SOURCE / ECONOMY
China equity funds welcome rising capital inflows, laying solid foundation for achieving annual target
Published: Jul 10, 2024 11:17 PM
A batch of new energy vehicles is about to be exported at the Port of Suzhou on December 13, 2023. Photo: VCG

A batch of new energy vehicles is about to be exported at the Port of Suzhou on December 13, 2023. Photo: VCG


China equity funds have welcomed rising capital inflows for a string of five consecutive weeks, reflecting a vote of confidence in the stable recovery of the world's second-largest economy amid multiple sound macro-economic figures and expectations for measures on further comprehensively deepening reform and advancing Chinese modernization.

While key economic data are due to be published, analysts forecast the country's GDP growth rate will be 5.2 percent in the first half of the year, laying a solid foundation for the achievement of pre-set annual GDP growth target. They called for targeted fiscal and monetary policies to tackle remaining challenges across the economy.

Chinese Premier Li Qiang on Tuesday held a symposium on the economic outlook. Li called for the solid implementation of macro policies and enhancement of the effectiveness of the policies to promote the healthy development of the economy, the Xinhua News Agency reported.

According to data released by global industry information provider Emerging Portfolio Fund Research, Chinese equity funds have seen capital inflows for the fifth straight week by July 3, while the country's bond funds reported flows for eight consecutive weeks, Shanghai Securities News reported on Wednesday.

Recently, it is becoming a point of consensus among foreign financial institutions that investors' confidence in China's financial markets are storming back amid the country's improved macro-policies.

Although Chinese stocks have now dropped somewhat after a strong bounce back of 32 percent in the first five months of the year, we still maintain the view that Chinese stocks will bounce again over the upcoming months, Hu Yifan, regional chief investment officer and head of macroeconomics for Asia-Pacific at UBS Global Wealth Management, wrote in a note sent to the Global Times.

Now is a good opportunity for investors to seize China's stock market opportunities amid the country's improving market fundamentals and deepening reforms, Hu added.

Compared with developed markets, the valuations of Chinese stocks remain low, indicating further growth potential for Chinese stocks, Singapore's DBS said in investment insights for the third quarter. The bank says robust profit prospect will support the optimistic development momentum.

Notable growth of high-frequency data in various sectors indicated the potential of China's domestic demand, the resilience of foreign trade and enterprises' innovation vitality, underscoring the recovery momentum of the world's second-largest economy.

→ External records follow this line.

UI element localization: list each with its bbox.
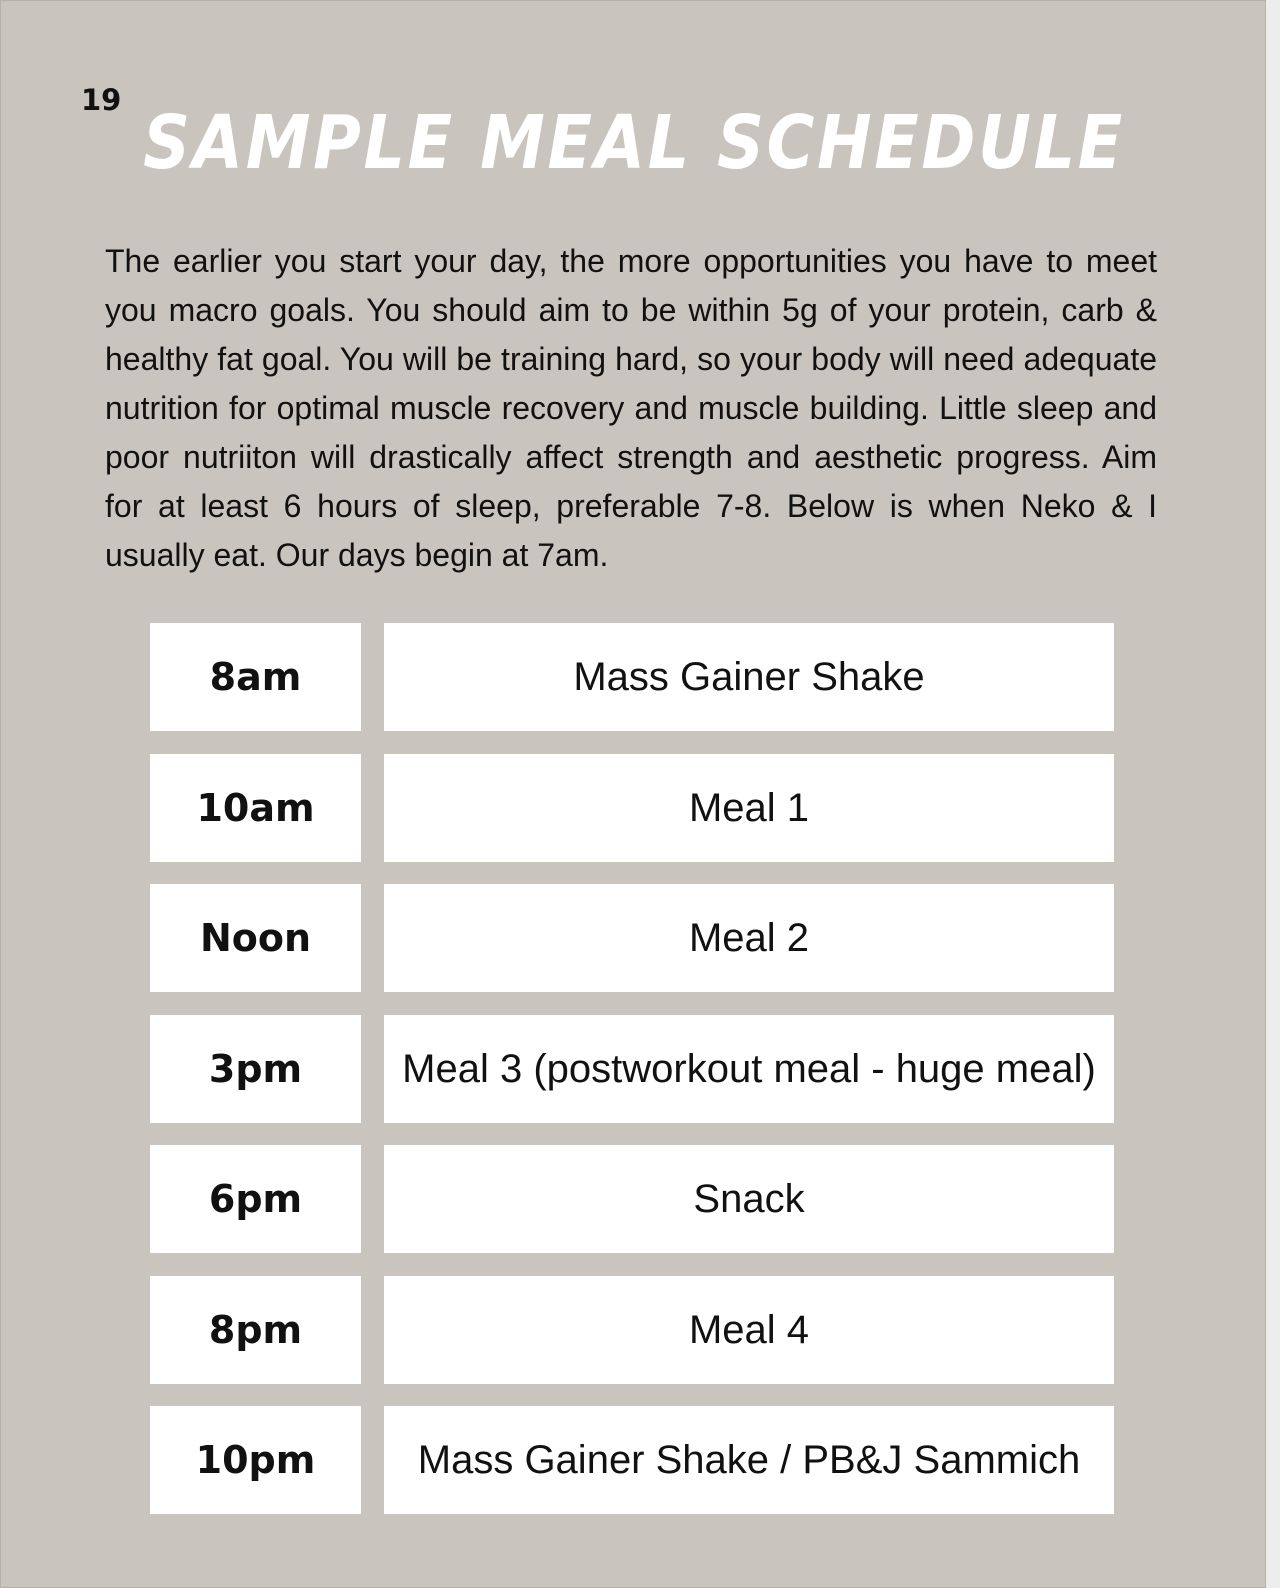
intro-paragraph: The earlier you start your day, the more opportunities you have to meet you macro goals. You should aim to be within 5g of your protein, carb & healthy fat goal. You will be training hard, so your body will need adequate nutrition for optimal muscle recovery and muscle building. Little sleep and poor nutriiton will drastically affect strength and aesthetic progress. Aim for at least 6 hours of sleep, preferable 7-8. Below is when Neko & I usually eat. Our days begin at 7am. bbox=[105, 243, 1157, 573]
schedule-meal: Meal 2 bbox=[384, 884, 1114, 992]
schedule-row bbox=[150, 1276, 1114, 1384]
schedule-meal: Meal 1 bbox=[384, 754, 1114, 862]
schedule-time: 6pm bbox=[150, 1145, 361, 1253]
schedule-row bbox=[150, 754, 1114, 862]
schedule-time: 8pm bbox=[150, 1276, 361, 1384]
schedule-meal: Mass Gainer Shake / PB&J Sammich bbox=[384, 1406, 1114, 1514]
schedule-time: 10am bbox=[150, 754, 361, 862]
schedule-time: 8am bbox=[150, 623, 361, 731]
schedule-row bbox=[150, 623, 1114, 731]
schedule-row bbox=[150, 1015, 1114, 1123]
schedule-meal: Meal 4 bbox=[384, 1276, 1114, 1384]
schedule-row bbox=[150, 884, 1114, 992]
page-number: 19 bbox=[81, 83, 122, 117]
schedule-time: 10pm bbox=[150, 1406, 361, 1514]
schedule-time: Noon bbox=[150, 884, 361, 992]
schedule-row bbox=[150, 1406, 1114, 1514]
schedule-meal: Mass Gainer Shake bbox=[384, 623, 1114, 731]
schedule-row bbox=[150, 1145, 1114, 1253]
page-title: SAMPLE MEAL SCHEDULE bbox=[143, 100, 1125, 186]
schedule-meal: Meal 3 (postworkout meal - huge meal) bbox=[384, 1015, 1114, 1123]
schedule-meal: Snack bbox=[384, 1145, 1114, 1253]
viewer-margin bbox=[1266, 0, 1280, 1588]
schedule-time: 3pm bbox=[150, 1015, 361, 1123]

The consumer price index (CPI), a main gauge of inflation, was up 0.2 percent year-on-year in June, rising for the fifth straight month as improving consumer sentiment continued to drive domestic demand, data from the National Bureau of Statistics showed on Wednesday.

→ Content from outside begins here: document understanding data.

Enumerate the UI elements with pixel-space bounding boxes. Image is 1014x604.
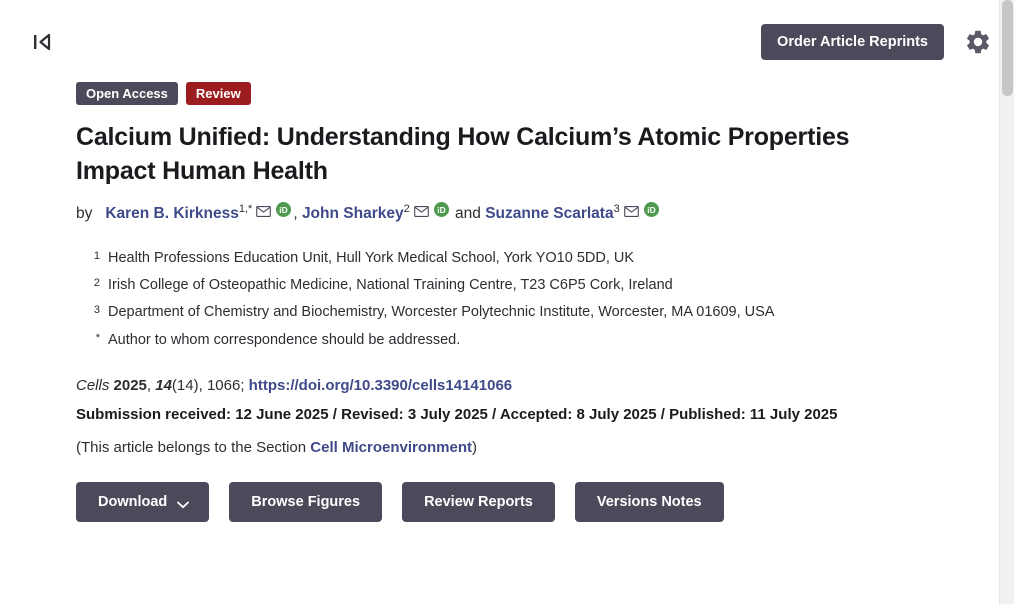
citation-article-number: 1066; [206,376,245,394]
review-reports-label: Review Reports [424,493,533,510]
section-note-suffix: ) [472,438,477,456]
affiliation-marker: 1 [93,250,100,263]
affiliation-row [76,275,974,296]
author-link-1[interactable]: Karen B. Kirkness [105,204,239,222]
citation-line: Cells 2025, 14(14), 1066; https://doi.org/10.3390/cells14141066 [76,376,513,394]
affiliation-marker: 3 [93,304,100,317]
gear-icon[interactable] [964,28,992,56]
affiliation-row [76,330,974,351]
author-affiliation-marker-1: 1,* [238,202,253,215]
review-reports-button[interactable] [402,482,555,522]
status-badge-review: Review [186,82,251,105]
orcid-icon-author-1[interactable] [276,201,291,226]
byline-prefix: by [76,204,93,222]
badge-row [76,82,974,105]
email-icon-author-3[interactable] [624,201,639,226]
action-button-row [76,482,974,522]
affiliation-row [76,248,974,269]
status-badge-open-access: Open Access [76,82,178,105]
affiliation-text: Irish College of Osteopathic Medicine, National Training Centre, T23 C6P5 Cork, Ireland [108,277,673,294]
author-affiliation-marker-3: 3 [613,202,620,215]
affiliation-row [76,302,974,323]
section-note-prefix: (This article belongs to the Section [76,438,311,456]
browse-figures-button[interactable] [229,482,382,522]
order-article-reprints-label: Order Article Reprints [777,34,928,50]
author-separator-1: , [293,204,302,222]
citation-volume: 14 [155,376,172,394]
page-scrollbar[interactable] [999,0,1014,604]
submission-history: Submission received: 12 June 2025 / Revised: 3 July 2025 / Accepted: 8 July 2025 / Published: 11 July 2025 [76,405,838,423]
citation-issue: (14) [171,376,199,394]
top-bar [0,0,1014,82]
collapse-left-icon[interactable] [28,28,56,56]
page-title: Calcium Unified: Understanding How Calcium’s Atomic Properties Impact Human Health [76,123,850,185]
affiliation-marker: * [95,331,100,344]
svg-text:iD: iD [437,204,446,215]
section-link[interactable]: Cell Microenvironment [310,438,472,456]
chevron-down-icon [177,497,187,507]
email-icon-author-1[interactable] [256,201,271,226]
author-link-3[interactable]: Suzanne Scarlata [485,204,614,222]
author-separator-2: and [450,204,486,222]
download-button[interactable] [76,482,209,522]
author-link-2[interactable]: John Sharkey [301,204,404,222]
orcid-icon-author-3[interactable] [644,201,659,226]
svg-text:iD: iD [279,204,289,215]
author-affiliation-marker-2: 2 [403,202,410,215]
order-article-reprints-button[interactable] [761,24,944,60]
section-note [76,439,974,456]
affiliation-text: Department of Chemistry and Biochemistry, Worcester Polytechnic Institute, Worcester, MA 01609, USA [108,304,775,321]
versions-notes-button[interactable] [575,482,724,522]
affiliation-marker: 2 [93,277,100,290]
affiliation-text: Author to whom correspondence should be addressed. [108,331,461,348]
author-list [76,201,974,227]
article-content [0,82,1014,522]
email-icon-author-2[interactable] [414,201,429,226]
versions-notes-label: Versions Notes [596,493,702,510]
download-button-label: Download [98,493,168,510]
affiliation-text: Health Professions Education Unit, Hull York Medical School, York YO10 5DD, UK [108,250,635,267]
svg-text:iD: iD [646,204,656,215]
citation-journal: Cells [76,376,110,394]
browse-figures-label: Browse Figures [251,493,361,510]
affiliation-list [76,248,974,350]
doi-link[interactable]: https://doi.org/10.3390/cells14141066 [248,376,513,394]
orcid-icon-author-2[interactable] [434,201,449,226]
citation-year: 2025 [113,376,147,394]
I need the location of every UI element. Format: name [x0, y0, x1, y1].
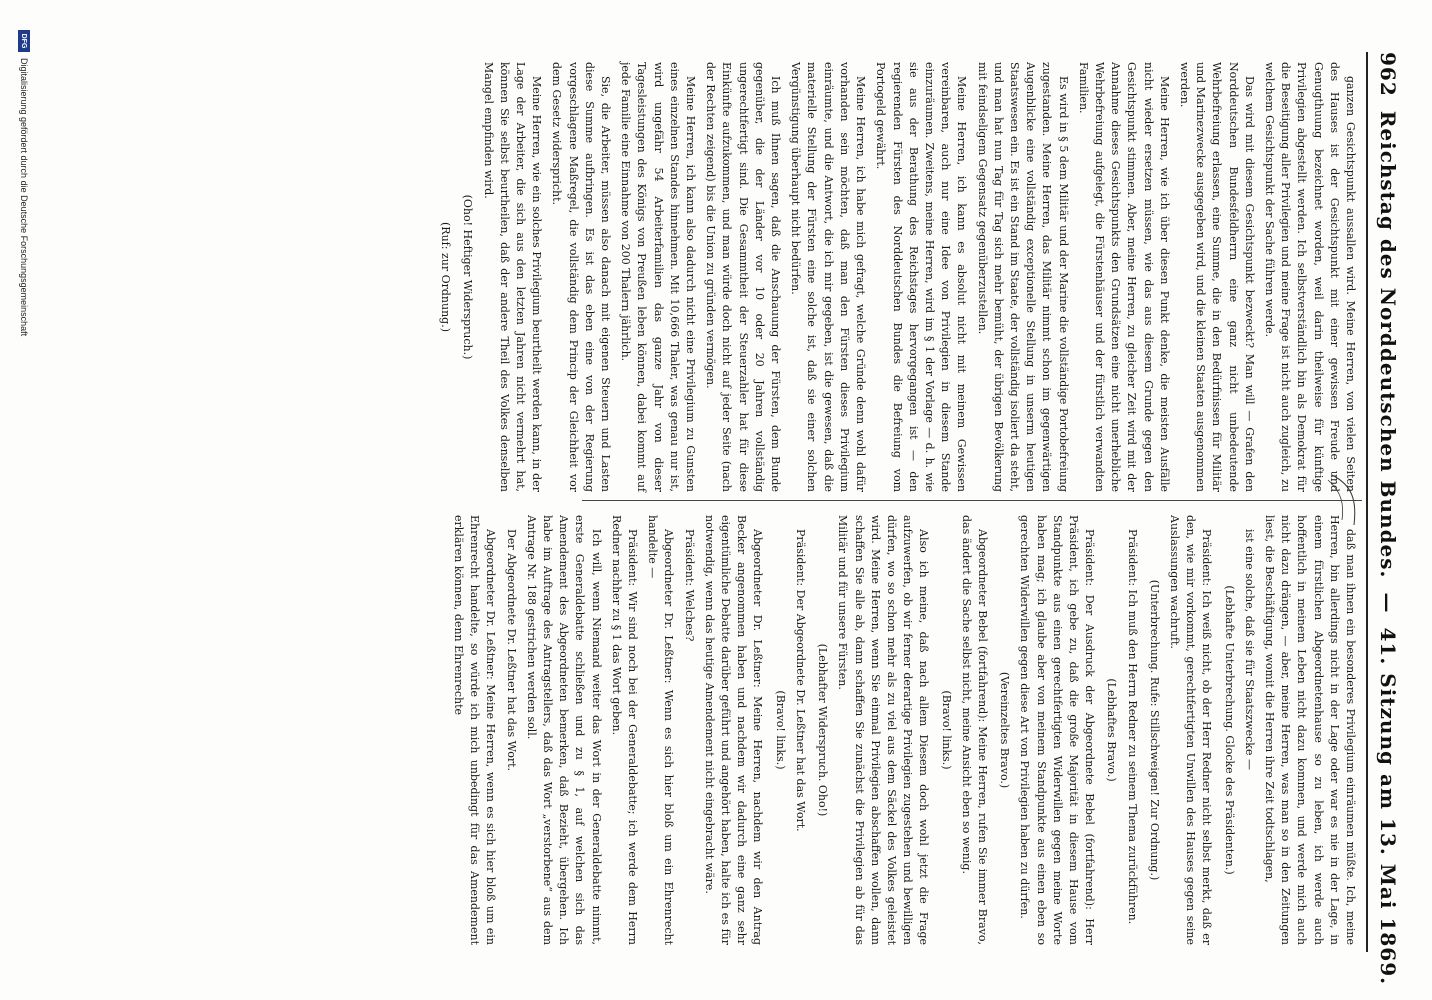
page-number: 962	[1376, 52, 1400, 97]
paragraph: Abgeordneter Bebel (fortfahrend): Meine Herren, rufen Sie immer Bravo, das ändert die Sache selbst nicht, meine Ansicht eben so wenig.	[959, 515, 989, 945]
paragraph: Meine Herren, ich kann es absolut nicht mit meinem Gewissen vereinbaren, auch nur eine Idee von Privilegien in diesem Stande einzuräumen. Zweitens, meine Herren, wird im § 1 der Vorlage — d. h. wie sie aus der Berathung des Reichstages hervorgegangen ist — den regierenden Fürsten des Norddeutschen Bundes die Befreiung vom Portogeld gewährt.	[874, 62, 969, 492]
publication-title: Reichstag des Norddeutschen Bundes.	[1376, 110, 1400, 579]
paragraph: Abgeordneter Dr. Leßtner: Wenn es sich hier bloß um ein Ehrenrecht handelte —	[646, 515, 676, 945]
paragraph: Ich will, wenn Niemand weiter das Wort in der Generaldebatte nimmt, erste Generaldebatte schließen und zu § 1, auf welchen sich das Amendement des Abgeordneten bemerken, daß Bezieht, übergehen. Ich habe im Auftrage des Antragstellers, daß das Wort „verstorbene“ aus dem Antrage Nr. 188 gestrichen werden soll.	[524, 515, 603, 945]
paragraph: Meine Herren, ich kann also dadurch nicht eine Privilegium zu Gunsten eines einzelnen Standes hinnehmen. Mit 10,666 Thaler, was genau nur ist, wird ungefähr 54 Arbeiterfamilien das ganze Jahr von dieser Tagesleistungen des Königs von Preußen leben können, dabei kommt auf jede Familie eine Einnahme von 200 Thalern jährlich.	[619, 62, 698, 492]
text-column-right	[452, 515, 1358, 945]
paragraph: Abgeordneter Dr. Leßtner: Meine Herren, wenn es sich hier bloß um ein Ehrenrecht handelte, so würde ich mich unbedingt für das Amendement erklären können, denn Ehrenrechte	[452, 515, 498, 945]
interjection: (Bravo! links.)	[773, 690, 787, 770]
interjection: (Oho! Heftiger Widerspruch.)	[461, 194, 475, 360]
paragraph: ganzen Gesichtspunkt aussallen wird. Meine Herren, von vielen Seiten des Hauses ist der Gesichtspunkt mit einer gewissen Freude und Genugthuung bezeichnet worden, weil darin theilweise für künftige Privilegien abgestellt werden. Ich selbstverständlich bin als Demokrat für die Beseitigung aller Privilegien und meine Frage ist nicht auch zugleich, zu welchem Gesichtspunkt der Sache führen werde.	[1262, 62, 1357, 492]
paragraph: daß man ihnen ein besonderes Privilegium einräumen müßte. Ich, meine Herren, bin allerdings nicht in der Lage oder war es nie in der Lage, in einem fürstlichen Abgeordnetenhause so zu leben, ich werde auch hoffentlich in meinem Leben nicht dazu kommen, und werde mich auch nicht dazu drängen, — aber, meine Herren, was man so in den Zeitungen liest, die Beschäftigung, womit die Herren ihre Zeit todtschlagen,	[1262, 515, 1357, 945]
interjection: (Lebhafter Widerspruch. Oho!)	[816, 643, 830, 817]
header-dash: —	[1376, 592, 1400, 614]
paragraph: Es wird in § 5 dem Militär und der Marine die vollständige Portobefreiung zugestanden. Meine Herren, das Militär nimmt schon im gegenwärtigen Augenblicke eine vollständig exceptionelle Stellung in unserm heutigen Staatswesen ein. Es ist ein Stand im Staate, der vollständig isoliert da steht, und man hat nun Tag für Tag sich mehr bemüht, der übrigen Bevölkerung mit feindseligem Gegensatz gegenüberzustellen.	[975, 62, 1070, 492]
interjection: (Lebhaftes Bravo.)	[1105, 678, 1119, 782]
paragraph: Der Abgeordnete Dr. Leßtner hat das Wort.	[504, 529, 518, 772]
paragraph: Präsident: Der Abgeordnete Dr. Leßtner hat das Wort.	[793, 529, 807, 832]
paragraph: Das wird mit diesem Gesichtspunkt bezweckt? Man will — Grafen den Norddeutschen Bundesfeldherrn eine ganz nicht unbedeutende Wehrbefreiung erlassen, eine Summe, die in den Bedürfnissen für Militär und Marinezwecke ausgegeben wird, und die kleinen Staaten ausgenommen werden.	[1177, 62, 1256, 492]
paragraph: Abgeordneter Dr. Leßtner: Meine Herren, nachdem wir den Antrag Becker angenommen haben und nachdem wir dadurch eine ganz sehr eigentümliche Debatte darüber geführt und angehört haben, halte ich es für notwendig, wenn das heutige Amendement nicht eingebracht wäre.	[702, 515, 765, 945]
interjection: (Unterbrechung. Rufe: Stillschweigen! Zur Ordnung.)	[1147, 579, 1161, 881]
paragraph: Präsident: Der Ausdruck der Abgeordnete Bebel (fortfahrend): Herr Präsident, ich gebe zu, daß die große Majorität in diesem Hause vom Standpunkte aus einen gerechtfertigten Widerwillen gegen meine Worte haben mag; ich glaube aber von meinem Standpunkte aus einen eben so gerechten Widerwillen gegen diese Art von Privilegien haben zu dürfen.	[1018, 515, 1097, 945]
paragraph: Meine Herren, ich habe mich gefragt, welche Gründe denn wohl dafür vorhanden sein möchten, daß man den Fürsten dieses Privilegium einräumte, und die Antwort, die ich mir gegeben, ist die gewesen, daß die materielle Stellung der Fürsten eine solche ist, daß sie einer solchen Vergünstigung überhaupt nicht bedürfen.	[789, 62, 868, 492]
paragraph: Ich muß Ihnen sagen, daß die Anschauung der Fürsten, dem Bunde gegenüber, die der Länder vor 10 oder 20 Jahren vollständig ungerechtfertigt sind. Die Gesammtheit der Steuerzahler hat für diese Einkünfte aufzukommen, und man würde doch nicht auf jeder Seite (nach der Rechten zeigend) bis die Union zu gründen vermögen.	[704, 62, 783, 492]
column-divider	[582, 500, 1362, 501]
interjection: (Vereinzeltes Bravo.)	[998, 671, 1012, 789]
session-date: 41. Sitzung am 13. Mai 1869.	[1376, 627, 1400, 986]
paragraph: Also ich meine, daß nach allem Diesem doch wohl jetzt die Frage aufzuwerfen, ob wir ferner derartige Privilegien zugestehen und bewilligen dürfen, wo so schon mehr als zu viel aus dem Säckel des Volkes geleistet wird. Meine Herren, wenn Sie einmal Privilegien abschaffen wollen, dann schaffen Sie alle ab, dann schaffen Sie zunächst die Privilegien ab für das Militär und für unsere Fürsten.	[836, 515, 931, 945]
funding-note: Digitalisierung gefördert durch die Deutsche Forschungsgemeinschaft	[19, 58, 29, 337]
paragraph: Meine Herren, wie ein solches Privilegium beurtheilt werden kann, in der Lage der Arbeiter, die sich aus den letzten Jahren nicht vermehrt hat, können Sie selbst beurtheilen, daß der andere Theil des Volkes denselben Mangel empfinden wird.	[481, 62, 544, 492]
digitization-footer	[14, 30, 34, 990]
paragraph: Meine Herren, wie ich über diesen Punkt denke, die meisten Ausfälle nicht wieder ersetzen müssen, wie das aus diesem Grunde gegen den Gesichtspunkt stimmen. Aber, meine Herren, zu gleicher Zeit wird mit der Annahme dieses Gesichtspunkts den Grundsätzen eine nicht unerhebliche Wehrbefreiung aufgelegt, die Fürstenhäuser und der fürstlich verwandten Familien.	[1076, 62, 1171, 492]
text-column-left	[439, 62, 1358, 492]
header-rule	[1366, 52, 1368, 952]
interjection: (Ruf: zur Ordnung.)	[439, 222, 453, 332]
paragraph: Sie, die Arbeiter, müssen also danach mit eigenen Steuern und Lasten diese Summe aufbringen. Es ist das eben eine von der Regierung vorgeschlagene Maßregel, die vollständig dem Princip der Gleichheit vor dem Gesetz widerspricht.	[550, 62, 613, 492]
paragraph: Präsident: Ich muß den Herrn Redner zu seinem Thema zurückführen.	[1125, 529, 1139, 925]
interjection: (Bravo! links.)	[939, 690, 953, 770]
dfg-logo-icon: DFG	[18, 30, 30, 52]
paragraph: Präsident: Welches?	[682, 529, 696, 642]
running-header	[1372, 52, 1404, 986]
interjection: (Lebhafte Unterbrechung. Glocke des Präsidenten.)	[1222, 585, 1236, 875]
paragraph: Präsident: Ich weiß nicht, ob der Herr Redner nicht selbst merkt, daß er den, wie mir vorkommt, gerechtfertigten Unwillen des Hauses gegen seine Auslassungen wachruft.	[1167, 515, 1214, 945]
paragraph: ist eine solche, daß sie für Staatszwecke —	[1242, 529, 1256, 770]
paragraph: Präsident: Wir sind noch bei der Generaldebatte; ich werde dem Herrn Redner nachher zu § 1 das Wort geben.	[609, 515, 640, 945]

China set to publish its GDP and several other macro-economic data on July 15.

The economy experienced an overall recovery in the first half of 2024, with the economic growth rate expected to reach around 5.2 percent, laying a solid foundation for the achievement of annual GDP growth target, Wen Bin, chief economist from China Minsheng Bank, told the Global Times.

Wen said exports play a remarkable role in driving the economy. "In the second quarter, export growth rate continues to rebound, which contributes to investment and production in the manufacturing sector. However, domestic consumption remains weak at the moment, whereas infrastructure investment should strengthen," he said.

Analysts said that the upcoming third plenary session of the 20th Communist Party of China Central Committee to be held between July 15-18 in will serve as a barometer to see how policymakers press ahead with comprehensively deepening reform and further shoring up the vitality of the real economy.

On the Tuesday seminar, Premier Li emphasized the need to pursue innovation-driven development to consolidate the economic recovery momentum while giving full play to the role of enterprises and strengthening targeted policy support for enterprises to achieve breakthroughs in more core technologies in key fields.

Since the beginning of 2024, the development of new quality productive forces has been picking up speed. In the future, China should continue to boost related reforms and innovations through developing new quality productive forces in order to enhance enterprises' innovation vitality and achieve high-quality development, Chen Fengying, an economist and former director of the Institute of World Economic Studies at the China Institutes of Contemporary International Relations, told the Global Times on Wednesday.

By cultivating new technologies and new industries while upgrading traditional industries, China will continue to inject fresh vigor into global development, Chen said, forecasting that China will continue to be a major engine of the global economy this year by contributing about 30 percent to global growth.